After six months, I looked 15 years younger, and my disability was under control, but still people were confused as to why I was doing it. They would still question my "weird diet." Since I had no support, I retreated. I locked myself into the house for four and a half months. I didn't leave unless it was for appointments or something else I couldn't miss. My family is least supportive. They're still rooted in their culture, and they think that I've left it. When you tell people you’ve healed yourself with food, they only hear that you’re calling them out.

Cooking for the sick is the first thing we do. They think you’re pushing them away when you can’t eat their food. My sister is a nurse, but I was visiting her, and she didn’t prepare anything that I could eat. I said to her, "You understand food is my medicine." "Yes." "Then why is there nothing I can eat here?" She told me that the nearest grocery store with food for me was an hour away, and that she would be happy to go with me to get it so I could cook it. My family has adopted the attitude of "We’re happy for you but we don’t want this in our lives."

That's where Paleo Boss Lady came from. I developed the brand because I had no one. I turned to social media for my community. I resonated with people there, and now I'm seen by a million people per week.

But back to my family: My daughter is the last Italian generation in my family, her children may have much less of that heritage.

Paleo lamb legs
via Cozymeal

Herb Crusted Lamb Lollipops

  • French cut rack of lamb
  • Bunch fresh rosemary
  • Bunch fresh thyme
  • 1 head of garlic
  • Coconut oil or desired cooking fat
  • Salt and pepper

Preparation:

If and when time allows, take the lamb chops out for one hour let sit to room temperature. Slice chops into individual pieces and line on a cookie sheet covered in parchment paper.

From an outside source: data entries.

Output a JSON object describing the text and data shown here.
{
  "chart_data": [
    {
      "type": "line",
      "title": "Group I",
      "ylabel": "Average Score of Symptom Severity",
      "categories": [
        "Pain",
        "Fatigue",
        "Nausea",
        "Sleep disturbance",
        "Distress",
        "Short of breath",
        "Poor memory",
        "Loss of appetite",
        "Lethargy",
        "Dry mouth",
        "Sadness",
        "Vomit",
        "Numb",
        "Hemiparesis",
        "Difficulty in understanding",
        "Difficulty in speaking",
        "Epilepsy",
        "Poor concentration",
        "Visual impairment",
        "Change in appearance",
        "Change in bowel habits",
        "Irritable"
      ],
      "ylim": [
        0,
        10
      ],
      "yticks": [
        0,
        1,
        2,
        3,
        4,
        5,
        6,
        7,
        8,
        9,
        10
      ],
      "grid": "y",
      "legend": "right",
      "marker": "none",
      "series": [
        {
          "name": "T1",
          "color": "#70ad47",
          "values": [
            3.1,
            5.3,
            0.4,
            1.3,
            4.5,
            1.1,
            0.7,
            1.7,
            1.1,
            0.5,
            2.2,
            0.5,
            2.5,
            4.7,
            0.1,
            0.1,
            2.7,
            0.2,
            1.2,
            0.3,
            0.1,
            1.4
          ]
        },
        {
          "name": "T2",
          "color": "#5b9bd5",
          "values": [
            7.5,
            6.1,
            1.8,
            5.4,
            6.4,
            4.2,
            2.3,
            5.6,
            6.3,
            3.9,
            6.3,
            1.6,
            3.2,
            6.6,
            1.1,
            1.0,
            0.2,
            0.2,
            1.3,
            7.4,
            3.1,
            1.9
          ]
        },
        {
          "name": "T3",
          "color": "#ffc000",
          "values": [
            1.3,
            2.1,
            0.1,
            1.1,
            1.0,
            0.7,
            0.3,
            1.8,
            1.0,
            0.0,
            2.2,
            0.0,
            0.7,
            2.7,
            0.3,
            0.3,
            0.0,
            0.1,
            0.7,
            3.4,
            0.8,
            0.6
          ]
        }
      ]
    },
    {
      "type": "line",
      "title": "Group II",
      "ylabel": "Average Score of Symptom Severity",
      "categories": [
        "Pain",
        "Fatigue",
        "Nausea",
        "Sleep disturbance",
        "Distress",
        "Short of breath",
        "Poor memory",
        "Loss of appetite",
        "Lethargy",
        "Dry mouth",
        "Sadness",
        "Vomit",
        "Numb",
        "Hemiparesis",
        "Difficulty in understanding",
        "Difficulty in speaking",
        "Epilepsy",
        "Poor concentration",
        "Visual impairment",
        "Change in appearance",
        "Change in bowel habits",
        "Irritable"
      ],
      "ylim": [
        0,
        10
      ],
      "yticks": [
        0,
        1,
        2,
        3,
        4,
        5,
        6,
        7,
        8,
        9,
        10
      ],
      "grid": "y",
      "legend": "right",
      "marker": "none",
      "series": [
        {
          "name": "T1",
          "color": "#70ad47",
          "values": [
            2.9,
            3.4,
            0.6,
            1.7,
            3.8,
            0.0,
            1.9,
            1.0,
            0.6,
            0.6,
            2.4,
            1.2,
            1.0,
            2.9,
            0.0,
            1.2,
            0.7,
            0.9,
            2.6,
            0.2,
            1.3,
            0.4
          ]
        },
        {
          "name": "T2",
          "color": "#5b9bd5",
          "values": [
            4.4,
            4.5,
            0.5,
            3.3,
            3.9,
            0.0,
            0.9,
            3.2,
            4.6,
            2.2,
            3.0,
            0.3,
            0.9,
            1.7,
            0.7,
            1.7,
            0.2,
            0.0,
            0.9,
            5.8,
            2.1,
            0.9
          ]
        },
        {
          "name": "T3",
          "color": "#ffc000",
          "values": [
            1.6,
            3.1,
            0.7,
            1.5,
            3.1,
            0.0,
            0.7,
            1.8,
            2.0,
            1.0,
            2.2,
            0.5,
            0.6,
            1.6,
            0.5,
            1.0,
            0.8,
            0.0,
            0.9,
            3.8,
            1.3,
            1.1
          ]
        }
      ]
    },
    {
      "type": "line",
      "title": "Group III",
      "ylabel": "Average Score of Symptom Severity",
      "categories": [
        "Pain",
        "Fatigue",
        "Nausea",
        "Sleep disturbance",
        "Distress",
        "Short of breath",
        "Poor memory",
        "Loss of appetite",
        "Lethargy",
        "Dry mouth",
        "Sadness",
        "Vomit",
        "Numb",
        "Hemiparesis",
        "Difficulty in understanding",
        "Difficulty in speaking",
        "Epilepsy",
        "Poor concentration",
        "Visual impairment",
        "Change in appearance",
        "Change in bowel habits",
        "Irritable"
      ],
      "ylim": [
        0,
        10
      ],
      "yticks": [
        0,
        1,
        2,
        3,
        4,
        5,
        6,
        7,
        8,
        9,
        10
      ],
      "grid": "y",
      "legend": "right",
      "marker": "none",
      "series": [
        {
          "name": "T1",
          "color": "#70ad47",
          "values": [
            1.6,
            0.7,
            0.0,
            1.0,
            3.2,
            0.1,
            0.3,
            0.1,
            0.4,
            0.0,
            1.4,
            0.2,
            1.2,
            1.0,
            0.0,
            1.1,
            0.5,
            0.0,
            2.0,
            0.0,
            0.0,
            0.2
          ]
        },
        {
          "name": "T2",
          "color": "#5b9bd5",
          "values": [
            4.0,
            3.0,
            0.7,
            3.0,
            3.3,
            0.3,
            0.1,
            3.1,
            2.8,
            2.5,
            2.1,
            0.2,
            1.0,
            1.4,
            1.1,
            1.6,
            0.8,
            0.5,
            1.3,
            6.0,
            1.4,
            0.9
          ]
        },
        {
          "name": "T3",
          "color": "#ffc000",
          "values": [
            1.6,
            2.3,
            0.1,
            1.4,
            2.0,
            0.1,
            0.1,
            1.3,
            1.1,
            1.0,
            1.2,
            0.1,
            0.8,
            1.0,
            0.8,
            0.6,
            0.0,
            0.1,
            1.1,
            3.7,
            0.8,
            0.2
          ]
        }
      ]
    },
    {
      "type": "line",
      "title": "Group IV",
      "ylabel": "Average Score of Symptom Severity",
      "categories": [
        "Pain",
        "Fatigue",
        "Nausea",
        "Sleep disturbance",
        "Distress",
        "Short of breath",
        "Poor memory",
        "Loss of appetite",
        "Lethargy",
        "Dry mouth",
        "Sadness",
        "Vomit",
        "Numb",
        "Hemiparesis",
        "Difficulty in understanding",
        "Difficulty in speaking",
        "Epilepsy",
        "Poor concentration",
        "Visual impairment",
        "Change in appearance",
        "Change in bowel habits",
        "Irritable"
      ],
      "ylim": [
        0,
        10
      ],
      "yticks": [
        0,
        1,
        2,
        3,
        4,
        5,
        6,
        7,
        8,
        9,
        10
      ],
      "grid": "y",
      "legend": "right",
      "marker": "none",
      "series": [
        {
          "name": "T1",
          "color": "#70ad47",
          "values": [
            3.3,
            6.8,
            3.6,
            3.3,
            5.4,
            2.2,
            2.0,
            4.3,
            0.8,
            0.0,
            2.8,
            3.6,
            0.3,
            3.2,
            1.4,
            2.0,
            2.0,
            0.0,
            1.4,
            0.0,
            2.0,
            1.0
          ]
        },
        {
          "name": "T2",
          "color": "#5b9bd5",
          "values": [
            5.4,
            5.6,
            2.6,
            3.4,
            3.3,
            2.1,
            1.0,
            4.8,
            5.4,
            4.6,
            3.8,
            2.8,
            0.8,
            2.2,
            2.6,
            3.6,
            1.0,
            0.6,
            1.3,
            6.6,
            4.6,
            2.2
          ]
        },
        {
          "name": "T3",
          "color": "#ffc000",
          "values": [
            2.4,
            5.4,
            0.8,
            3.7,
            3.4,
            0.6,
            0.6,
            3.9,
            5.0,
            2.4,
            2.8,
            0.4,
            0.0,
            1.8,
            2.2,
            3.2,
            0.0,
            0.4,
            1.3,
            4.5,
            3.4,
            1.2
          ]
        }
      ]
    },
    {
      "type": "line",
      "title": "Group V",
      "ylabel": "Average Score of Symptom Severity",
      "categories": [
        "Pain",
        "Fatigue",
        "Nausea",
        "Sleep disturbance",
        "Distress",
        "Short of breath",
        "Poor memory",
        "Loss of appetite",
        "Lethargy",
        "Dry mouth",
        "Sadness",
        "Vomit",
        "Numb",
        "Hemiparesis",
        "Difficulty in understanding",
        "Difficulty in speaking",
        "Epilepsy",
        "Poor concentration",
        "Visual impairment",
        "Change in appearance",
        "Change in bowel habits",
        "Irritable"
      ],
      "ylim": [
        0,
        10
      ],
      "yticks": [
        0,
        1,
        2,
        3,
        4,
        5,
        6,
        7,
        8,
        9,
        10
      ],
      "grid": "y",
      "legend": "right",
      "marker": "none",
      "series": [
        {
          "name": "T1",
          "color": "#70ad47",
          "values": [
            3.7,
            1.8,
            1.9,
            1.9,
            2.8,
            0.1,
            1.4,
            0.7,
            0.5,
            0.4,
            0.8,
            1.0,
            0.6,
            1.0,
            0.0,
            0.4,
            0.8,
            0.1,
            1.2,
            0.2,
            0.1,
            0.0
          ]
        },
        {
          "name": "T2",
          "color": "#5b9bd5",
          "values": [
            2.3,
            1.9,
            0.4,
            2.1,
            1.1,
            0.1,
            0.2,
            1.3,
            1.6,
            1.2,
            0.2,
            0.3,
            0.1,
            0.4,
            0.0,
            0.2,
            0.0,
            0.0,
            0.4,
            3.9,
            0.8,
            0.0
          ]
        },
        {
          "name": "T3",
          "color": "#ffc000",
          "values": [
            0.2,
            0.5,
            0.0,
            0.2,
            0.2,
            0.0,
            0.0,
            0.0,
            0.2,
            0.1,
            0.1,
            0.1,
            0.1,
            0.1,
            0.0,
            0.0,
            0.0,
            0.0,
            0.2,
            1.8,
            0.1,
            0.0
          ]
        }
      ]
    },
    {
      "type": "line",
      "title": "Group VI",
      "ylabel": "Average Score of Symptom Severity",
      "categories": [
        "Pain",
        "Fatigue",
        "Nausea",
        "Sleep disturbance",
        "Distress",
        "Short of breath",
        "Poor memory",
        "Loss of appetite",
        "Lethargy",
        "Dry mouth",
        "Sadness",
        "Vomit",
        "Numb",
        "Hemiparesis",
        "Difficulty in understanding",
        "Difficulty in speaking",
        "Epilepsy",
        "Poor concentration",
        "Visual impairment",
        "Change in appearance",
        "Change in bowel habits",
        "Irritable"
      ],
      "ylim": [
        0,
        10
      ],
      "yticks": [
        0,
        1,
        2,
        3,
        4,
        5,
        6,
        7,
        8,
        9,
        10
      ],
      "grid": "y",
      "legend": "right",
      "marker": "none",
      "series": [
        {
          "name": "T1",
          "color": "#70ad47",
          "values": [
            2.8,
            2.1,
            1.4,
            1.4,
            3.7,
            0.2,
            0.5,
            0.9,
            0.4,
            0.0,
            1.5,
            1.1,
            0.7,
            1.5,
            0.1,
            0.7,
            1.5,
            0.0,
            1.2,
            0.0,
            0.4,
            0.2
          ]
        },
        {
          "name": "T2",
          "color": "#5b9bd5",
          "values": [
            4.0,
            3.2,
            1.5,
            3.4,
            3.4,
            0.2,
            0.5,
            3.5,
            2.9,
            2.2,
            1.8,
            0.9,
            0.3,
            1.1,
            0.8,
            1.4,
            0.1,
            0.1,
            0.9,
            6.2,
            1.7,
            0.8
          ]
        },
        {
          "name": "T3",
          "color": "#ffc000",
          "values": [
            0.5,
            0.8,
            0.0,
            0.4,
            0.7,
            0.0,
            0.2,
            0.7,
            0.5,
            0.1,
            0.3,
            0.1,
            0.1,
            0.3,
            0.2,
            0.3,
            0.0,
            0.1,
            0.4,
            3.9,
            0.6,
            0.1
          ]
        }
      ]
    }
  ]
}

While you are waiting for the hour, smash cloves of garlic and put in a bowl. Chop up bunches of herbs and add to garlic. Combine salt and pepper to taste and mix all the ingredients well.

Take garlic-herb mixture and press on both sides of each chop. Allow the herb-covered chops to sit for anywhere from 30 minutes to 4 hours.

15 minutes before serving, take a skillet and add desired fat to cover the pan and set to medium-high heat. Once heated, add chops. Set a timer and sauté for approximately 3-4 minutes on each side, covering skillet with a lid each turn.

Place finished chops on parchment paper-covered cookie tray and let rest for at least 5 minutes before serving. 

Tell us about this recipe.
My father is a WWII medaled hero. There are two things he would never eat because of the war: No rice and no lamb. We never had those things in my house growing up. I think it was part of his PTSD. He saw the Japanese as the enemy. Maybe while he was fighting, he was laying in rice paddies. I don't know.

I do know that in my culture if a man says no, you can be sure that food isn’t coming into the house. When I was writing my holiday cookbook, I switched the beef to lamb with the same herbs and made each serving into a single chop because it’s an individual choice to eat this.

My daughter asked if everything is about making a point. Yes. I am an activist. The lamb is making the point to say that it’s acceptable to eat anything you want. I want to end this cultural war that's traveled through my family. This is the holiday meal that I make a dinner out of. I'm trying to bust out of the norms. I'm marrying two cultures together, unlike how my family grew up. Where I come from, when you got married, you had to buy a house on the same street as your in-laws or your family. My daughter’s father is Italian, he’s one of seven. They still live the same way as my family does. Tight-knit, densely packed. He doesn’t really spend time outside of his family.

Anyway, I want to end on a hopeful note: Everything I do is to help a light bulb go off in someone’s head and make his or her life more wonderful.